Reduce operational risk
Make critical work auditable and repeatable, rather than reliant on memory.
Improve delivery
Stop designing around a fake “official process” and design around real current state behaviour.
Protect key people
Invisible work creates burnout. Visibility enables redistribution, support, and realistic workload.
Improve governance without bureaucracy
Traceability doesn’t have to become a timesheet prison. With the right design, governance can be lightweight and practical.
A quick diagnostic you can run this week
If you want to assess whether unlogged work is present in your organisation, ask three people (in different roles):
- What work do you do that never gets captured anywhere?
- What breaks when you’re on leave?
- What do you do to keep things moving that isn’t in your job description?
If these questions generate strong answers, you’re already looking at shadow processes.
The question becomes: do you keep relying on them, or do you make them safe, visible, and sustainable?
Conclusion
Unlogged work is not proof your organisation is failing.

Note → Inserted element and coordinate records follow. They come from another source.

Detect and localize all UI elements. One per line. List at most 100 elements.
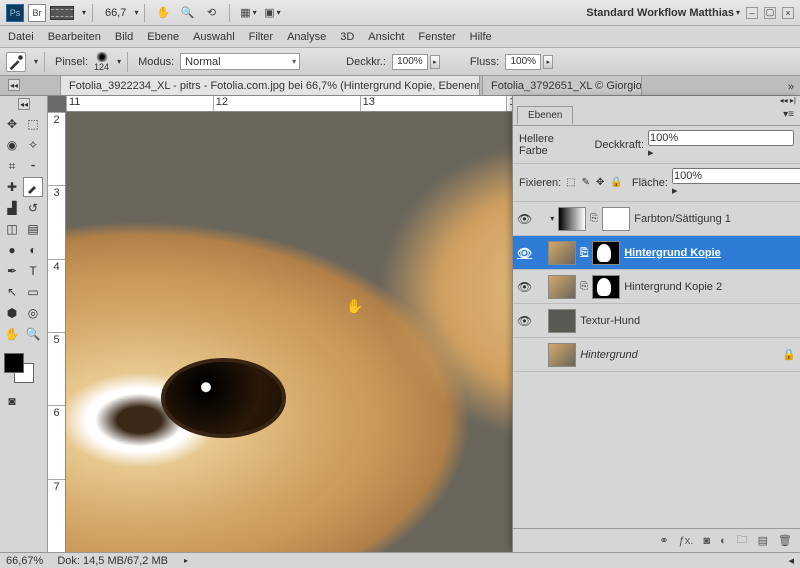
- rotate-view-icon[interactable]: ⟲: [202, 4, 220, 22]
- layer-mask-thumb[interactable]: [592, 275, 620, 299]
- menu-datei[interactable]: Datei: [8, 31, 34, 43]
- flyout-icon[interactable]: ▸: [184, 556, 188, 565]
- layer-thumb[interactable]: [548, 309, 576, 333]
- dodge-tool-icon[interactable]: ◐: [23, 240, 43, 260]
- layer-name[interactable]: Textur-Hund: [580, 315, 640, 327]
- layer-name[interactable]: Hintergrund Kopie 2: [624, 281, 722, 293]
- layer-opacity-input[interactable]: [648, 130, 794, 146]
- type-tool-icon[interactable]: T: [23, 261, 43, 281]
- path-tool-icon[interactable]: ↖: [2, 282, 22, 302]
- dropdown-icon[interactable]: ▾: [82, 8, 86, 17]
- collapse-icon[interactable]: ◂◂: [18, 98, 30, 110]
- layers-tab[interactable]: Ebenen: [517, 106, 573, 124]
- flyout-icon[interactable]: ▸: [648, 146, 794, 159]
- 3d-camera-icon[interactable]: ◎: [23, 303, 43, 323]
- layer-mask-thumb[interactable]: [592, 241, 620, 265]
- opacity-input[interactable]: [392, 54, 428, 70]
- stamp-tool-icon[interactable]: ▟: [2, 198, 22, 218]
- menu-3d[interactable]: 3D: [340, 31, 354, 43]
- gradient-tool-icon[interactable]: ▤: [23, 219, 43, 239]
- scroll-left-icon[interactable]: ◂: [788, 554, 794, 567]
- blur-tool-icon[interactable]: ●: [2, 240, 22, 260]
- brush-tool-icon[interactable]: [23, 177, 43, 197]
- menu-ansicht[interactable]: Ansicht: [368, 31, 404, 43]
- lock-position-icon[interactable]: ✥: [596, 176, 604, 190]
- tab-overflow-icon[interactable]: »: [782, 79, 800, 95]
- screen-mode-icon[interactable]: ▣▾: [263, 4, 281, 22]
- zoom-tool-icon[interactable]: 🔍: [23, 324, 43, 344]
- menu-hilfe[interactable]: Hilfe: [470, 31, 492, 43]
- layer-mask-thumb[interactable]: [602, 207, 630, 231]
- quickmask-icon[interactable]: ◙: [2, 391, 22, 411]
- arrange-docs-icon[interactable]: ▦▾: [239, 4, 257, 22]
- pen-tool-icon[interactable]: ✒: [2, 261, 22, 281]
- lock-transparent-icon[interactable]: ⬚: [566, 176, 575, 190]
- adjustment-icon[interactable]: ◐: [720, 535, 727, 547]
- zoom-tool-icon[interactable]: 🔍: [178, 4, 196, 22]
- layer-row[interactable]: 👁 ▾ ⎘ Farbton/Sättigung 1: [513, 202, 800, 236]
- flyout-icon[interactable]: ▸: [672, 184, 800, 197]
- layer-name[interactable]: Hintergrund Kopie: [624, 247, 721, 259]
- layer-name[interactable]: Hintergrund: [580, 349, 637, 361]
- dropdown-icon[interactable]: ▾: [134, 8, 138, 17]
- marquee-tool-icon[interactable]: ⬚: [23, 114, 43, 134]
- blend-mode-select[interactable]: Normal: [180, 53, 300, 70]
- flow-input[interactable]: [505, 54, 541, 70]
- fill-input[interactable]: [672, 168, 800, 184]
- blend-mode-select[interactable]: Hellere Farbe: [519, 133, 554, 157]
- menu-filter[interactable]: Filter: [249, 31, 273, 43]
- bridge-logo-icon[interactable]: Br: [28, 4, 46, 22]
- layer-row[interactable]: 👁 ⎘ Hintergrund Kopie: [513, 236, 800, 270]
- panel-menu-icon[interactable]: ▾≡: [777, 109, 800, 120]
- layer-name[interactable]: Farbton/Sättigung 1: [634, 213, 731, 225]
- zoom-level[interactable]: 66,7: [105, 7, 126, 19]
- layer-thumb[interactable]: [548, 343, 576, 367]
- heal-tool-icon[interactable]: ✚: [2, 177, 22, 197]
- visibility-icon[interactable]: 👁: [517, 212, 532, 226]
- eyedropper-tool-icon[interactable]: ⁃: [23, 156, 43, 176]
- flyout-icon[interactable]: ▸: [430, 55, 440, 69]
- layer-row[interactable]: 👁 Hintergrund 🔒: [513, 338, 800, 372]
- workspace-title[interactable]: Standard Workflow Matthias: [586, 7, 734, 19]
- flyout-icon[interactable]: ▸: [543, 55, 553, 69]
- lock-pixels-icon[interactable]: ✎: [582, 176, 590, 190]
- visibility-icon[interactable]: 👁: [517, 246, 532, 260]
- layer-thumb[interactable]: [548, 275, 576, 299]
- fg-color-swatch[interactable]: [4, 353, 24, 373]
- hand-tool-icon[interactable]: ✋: [2, 324, 22, 344]
- fx-icon[interactable]: ƒx.: [679, 535, 694, 547]
- color-swatches[interactable]: [2, 351, 42, 387]
- doc-tab-active[interactable]: Fotolia_3922234_XL - pitrs - Fotolia.com…: [60, 75, 480, 95]
- status-doc-size[interactable]: Dok: 14,5 MB/67,2 MB: [57, 555, 168, 567]
- visibility-icon[interactable]: 👁: [517, 314, 532, 328]
- menu-bearbeiten[interactable]: Bearbeiten: [48, 31, 101, 43]
- menu-analyse[interactable]: Analyse: [287, 31, 326, 43]
- hand-tool-icon[interactable]: ✋: [154, 4, 172, 22]
- ruler-vertical[interactable]: 234567: [48, 112, 66, 552]
- dropdown-icon[interactable]: ▾: [117, 57, 121, 66]
- maximize-button[interactable]: ▢: [764, 7, 776, 19]
- layer-thumb[interactable]: [548, 241, 576, 265]
- group-icon[interactable]: 🗀: [737, 531, 748, 550]
- doc-tab-inactive[interactable]: Fotolia_3792651_XL © Giorgio G: [482, 75, 642, 95]
- menu-fenster[interactable]: Fenster: [418, 31, 455, 43]
- eraser-tool-icon[interactable]: ◫: [2, 219, 22, 239]
- mask-icon[interactable]: ◙: [703, 535, 710, 547]
- visibility-icon[interactable]: 👁: [517, 280, 532, 294]
- dropdown-icon[interactable]: ▾: [34, 57, 38, 66]
- dropdown-icon[interactable]: ▾: [736, 8, 740, 17]
- link-layers-icon[interactable]: ⚭: [659, 534, 668, 547]
- new-layer-icon[interactable]: ▤: [758, 534, 768, 547]
- layer-thumb[interactable]: [558, 207, 586, 231]
- minimize-button[interactable]: –: [746, 7, 758, 19]
- menu-bild[interactable]: Bild: [115, 31, 133, 43]
- brush-size[interactable]: 124: [94, 62, 109, 72]
- layer-row[interactable]: 👁 Textur-Hund: [513, 304, 800, 338]
- wand-tool-icon[interactable]: ✧: [23, 135, 43, 155]
- layer-row[interactable]: 👁 ⎘ Hintergrund Kopie 2: [513, 270, 800, 304]
- 3d-tool-icon[interactable]: ⬢: [2, 303, 22, 323]
- collapse-icon[interactable]: ◂◂: [8, 79, 20, 91]
- move-tool-icon[interactable]: ✥: [2, 114, 22, 134]
- menu-auswahl[interactable]: Auswahl: [193, 31, 235, 43]
- history-brush-icon[interactable]: ↺: [23, 198, 43, 218]
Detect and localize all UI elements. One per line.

It’s usually proof your organisation is coping.
But coping behaviours are not a stable operating model.
The organisations that will succeed through the next decade won’t just be those with big strategies and transformation roadmaps.
They’ll be the ones who can see their own reality clearly, including the work that nobody claims.
Because once the shadow process is visible, it can be improved, automated, governed properly, or removed entirely.